A federal judge denied an attempt to dismiss a lawsuit filed by six former Hawaii residents who claim their constitutional rights were violated by a state law that blocked them from voting in the 2020 election after they moved to U.S. territories where they were prevented from casting absentee ballots.
U.S. District Judge Jill A. Otake issued an order
Sept. 2 that the challenge to the constitutionality of the Uniformed and Overseas Citizens Absentee Voting Act and the Hawaii Uniform Military and Overseas Voters Act may continue after denying a motion by attorneys representing the federal government who claimed a lack of subject-matter jurisdiction.
“While UMOVA does not itself distinguish between the Northern Mariana Islands and other territories, through administrative rules, Hawaii allows former Hawaii citizens now residing in the NMI to vote absentee in federal elections like overseas voters. UMOVA additionally permits absentee voting by U.S. citizens born outside the United States who have never resided in the United States or registered to vote in any state, if their parents or guardians last resided in Hawaii and would have been eligible to vote there before moving overseas. As a result, U.S. citizens who have never resided in the United States can vote in Hawaii’s federal elections while former
Hawaii residents lose the right to participate in such elections if they move to Guam, the U.S. Virgin Islands, American Samoa, or Puerto Rico,” Otake wrote in her order. “Plaintiffs’ amended requested relief alters the landscape with the addition of the request to strike the provisions that prevent them from voting absentee and the deletion of the request for an order requiring Defendants to accept their applications to vote absentee and to expand voting rights to all
former Hawaii citizens living in any territory.”
UMOVA allows Hawaii residents to vote absentee for candidates running for president and the Congress if they reside in the Northern Mariana Islands, certain other insular territories or
a foreign country, but not if they live on Guam or in the U.S. Virgin Islands, American Samoa or Puerto Rico, according to the complaint, filed in October in U.S. District Court for the District of Hawaii.
“This disparate treatment violates the U.S. Constitution’s guarantee of equal protection. Equal protection rights for residents of U.S. Territories are guaranteed by either the Equal Protection Clause of the Fourteenth Amendment or the equal-protection component of the Due Process Clause of the Fifth Amendment,” reads the complaint.
Neil Weare, a Washington, D.C.- based civil rights attorney representing the plaintiffs, said the Hawaii election law permits someone born and raised overseas, whose parent was a Hawaii resident, to cast an absentee ballot.
“But if you are a U.S. citizen who lived in Hawaii but moved to Guam, you cannot. That’s another layer of absurdity on top of another layer of absurdity. The idea is that as U.S. citizens they should have the right to vote for president and voting rights in Congress wherever they live,” said Weare, in an interview with the Honolulu Star-
Advertiser. “Borja (Vicente “Ben” Borja) is a veteran who served a full career in the U.S. military … and followed the orders of the commander in chief but couldn’t vote for the commander in chief.”

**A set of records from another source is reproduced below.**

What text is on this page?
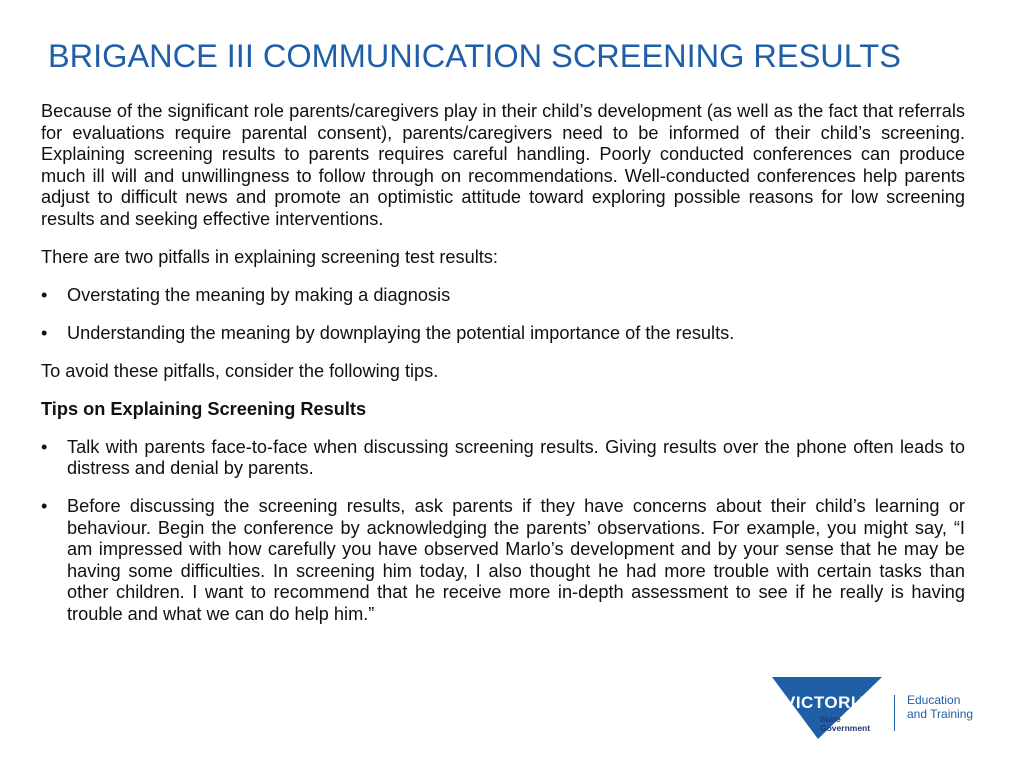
BRIGANCE III COMMUNICATION SCREENING RESULTS

Because of the significant role parents/caregivers play in their child’s development (as well as the fact that referrals for evaluations require parental consent), parents/caregivers need to be informed of their child’s screening. Explaining screening results to parents requires careful handling. Poorly conducted conferences can produce much ill will and unwillingness to follow through on recommendations. Well-conducted conferences help parents adjust to difficult news and promote an optimistic attitude toward exploring possible reasons for low screening results and seeking effective interventions.

There are two pitfalls in explaining screening test results:

• Overstating the meaning by making a diagnosis
• Understanding the meaning by downplaying the potential importance of the results.

To avoid these pitfalls, consider the following tips.

Tips on Explaining Screening Results

• Talk with parents face-to-face when discussing screening results. Giving results over the phone often leads to distress and denial by parents.
• Before discussing the screening results, ask parents if they have concerns about their child’s learning or behaviour. Begin the conference by acknowledging the parents’ observations. For example, you might say, “I am impressed with how carefully you have observed Marlo’s development and by your sense that he may be having some difficulties. In screening him today, I also thought he had more trouble with certain tasks than other children. I want to recommend that he receive more in-depth assessment to see if he really is having trouble and what we can do help him.”
VICTORIA
State
Government
Education
and Training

Weare is president and founder of Equally American, a nonprofit dedicated to “equality and civil rights for all Americans, wherever you live.”
Deputy Attorney General Lori N. Tanigawa, who is
defending the state, and
Hawaii’s chief election officer, Scott T. Nago, did not
reply to Star-Advertiser requests for comment.
Gary H. Yamashiroya, special assistant to the attorney general, said the department will file a response to the complaint.
“The Office of Elections does not comment on pending litigation,” said Nedielyn I. Bueno, spokeswoman for the state Office of Elections, in a statement to the Star-
Advertiser.
The federal complaint was brought on behalf of Borja, a U.S. Navy veteran who lived in Hawaii before moving to Guam, and U.S. Air Force veteran Randall Jay Reeves, who moved to Guam in 1996 to work for the Federal Aviation Administration but lost his ability to vote after being transferred to Hawaii in 2002 ahead of
a move back to Guam.
According to the complaint, Reeves, Borja, Edmund Frederick Schroeder Jr., Ravinder Singh Nagi,
Patricia Arroyo Rodriguez and Laura Castillo Nagi lost their right to vote because of the U.S. territories they chose to live in. The U.S. Constitution does not permit Congress or states to choose which voters living abroad or in nonstate territories are allowed to maintain their right to vote for presidential and congressional candidates.
“As U.S. citizens the right to vote should be the same wherever you happen to live,” said Weare.
No trial date is scheduled, and the case is likely to move straight to resolution.